Open samusz opened 3 years ago

samusz commented 3 years ago

Hi, I've stumble on your interesting package as it stand at the 'intersect' two of my (current interests (Clojure and causality).

I believe adding links to your papers and other refs in the README.md would improve this package discorverability.

Best.

jtcbrule commented 3 years ago

Thanks for the suggestion. I've added a couple references to README.md

One problem, that I didn't appreciate originally, is that the approach used in Whittemore does not easily extend to other types of random variables.

There's something of a 'tension' between identification and estimation. The identification algorithm (a variant of Shpitser's ID algorithm) makes no assumptions about the random variables, other than those assumptions that are represented in the causal diagram. The result is a functional (formula) that computes the causal effect, from the population probability distribution.

But estimating the causal effect from a sample distribution can't be done without additional assumptions.

The original idea behind Whittemore was to try to cleanly separate assumptions used in identification (represented in a causal diagram) and the assumptions used in estimation (which would be implemented by extending an appropriate Clojure protocol). This was easy for categorical random variables, and should be straightforward for normally distributed random variables (although I have not implemented this).

It is much less clear how to extend this to arbitrary, continuous random variables. I had vague plans to use some kind of multivariate kernel density estimation and MCMC methods to implement a "plug and chug" estimator, but didn't get around to it.

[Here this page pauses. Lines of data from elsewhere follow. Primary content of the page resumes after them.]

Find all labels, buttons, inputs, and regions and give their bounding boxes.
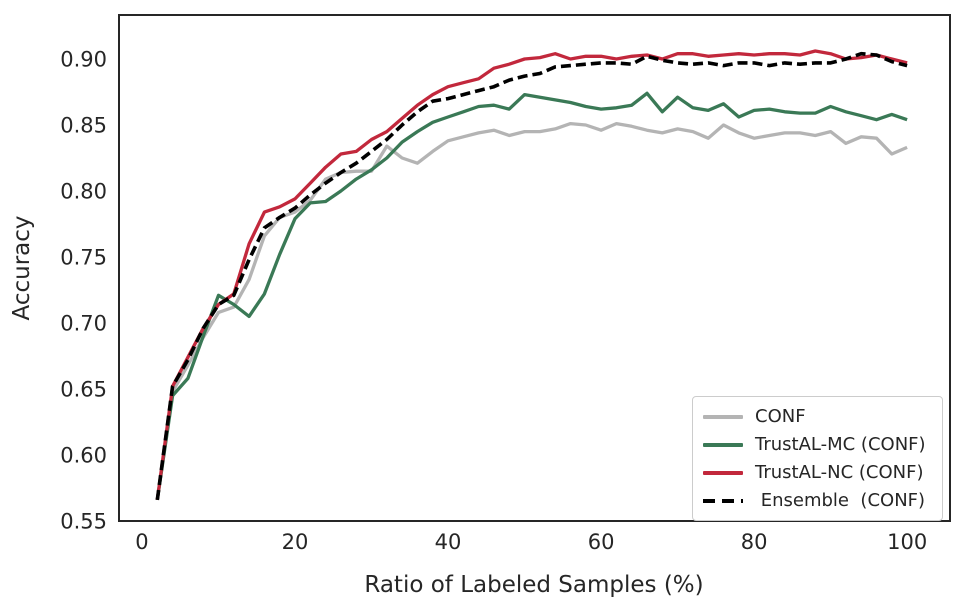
legend-item-ensemble: Ensemble (CONF) [703,487,942,515]
legend-swatch-ensemble [703,499,743,503]
plot-border [118,14,951,522]
legend-swatch-trustal-nc [703,471,743,475]
x-tick-label: 0 [135,530,148,554]
y-tick-label: 0.85 [60,113,107,137]
legend-label-ensemble: Ensemble (CONF) [755,490,926,511]
legend-item-trustal-nc: TrustAL-NC (CONF) [703,459,942,487]
legend: CONF TrustAL-MC (CONF) TrustAL-NC (CONF)… [692,396,943,521]
y-tick-label: 0.65 [60,377,107,401]
x-tick-label: 40 [435,530,462,554]
legend-item-trustal-mc: TrustAL-MC (CONF) [703,431,942,459]
x-axis-label: Ratio of Labeled Samples (%) [364,572,704,598]
legend-label-trustal-nc: TrustAL-NC (CONF) [755,462,924,483]
x-tick-label: 20 [282,530,309,554]
y-tick-label: 0.70 [60,311,107,335]
series-line-trustal-nc-conf- [155,49,908,501]
legend-swatch-conf [703,415,743,419]
series-line-trustal-mc-conf- [155,91,908,501]
x-tick-label: 60 [588,530,615,554]
series-line-ensemble-conf- [155,51,908,501]
x-tick-label: 100 [887,530,927,554]
x-tick-label: 80 [741,530,768,554]
y-axis-label: Accuracy [9,215,35,321]
y-tick-label: 0.60 [60,443,107,467]
legend-label-conf: CONF [755,406,806,427]
legend-label-trustal-mc: TrustAL-MC (CONF) [755,434,926,455]
legend-item-conf: CONF [703,403,942,431]
y-tick-label: 0.80 [60,179,107,203]
y-tick-label: 0.55 [60,510,107,534]
y-tick-label: 0.75 [60,245,107,269]
legend-swatch-trustal-mc [703,443,743,447]
y-tick-label: 0.90 [60,47,107,71]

I think there's been a lot of work on better estimation techniques recently, but I haven't been keeping up with the literature.

samusz commented 3 years ago

Thank you for your remarks. I am quite new to closure but this project was of particular interest to me as I mostly deal with causal diagrams and we mostly use dagitty.net to get our confounding variables from a (somewhat) complete DAG. And then do classical stats odd ratios etc. (and very few bayesian ones unfortunately as it's "the norm" in big cohorts / longitudinal studies).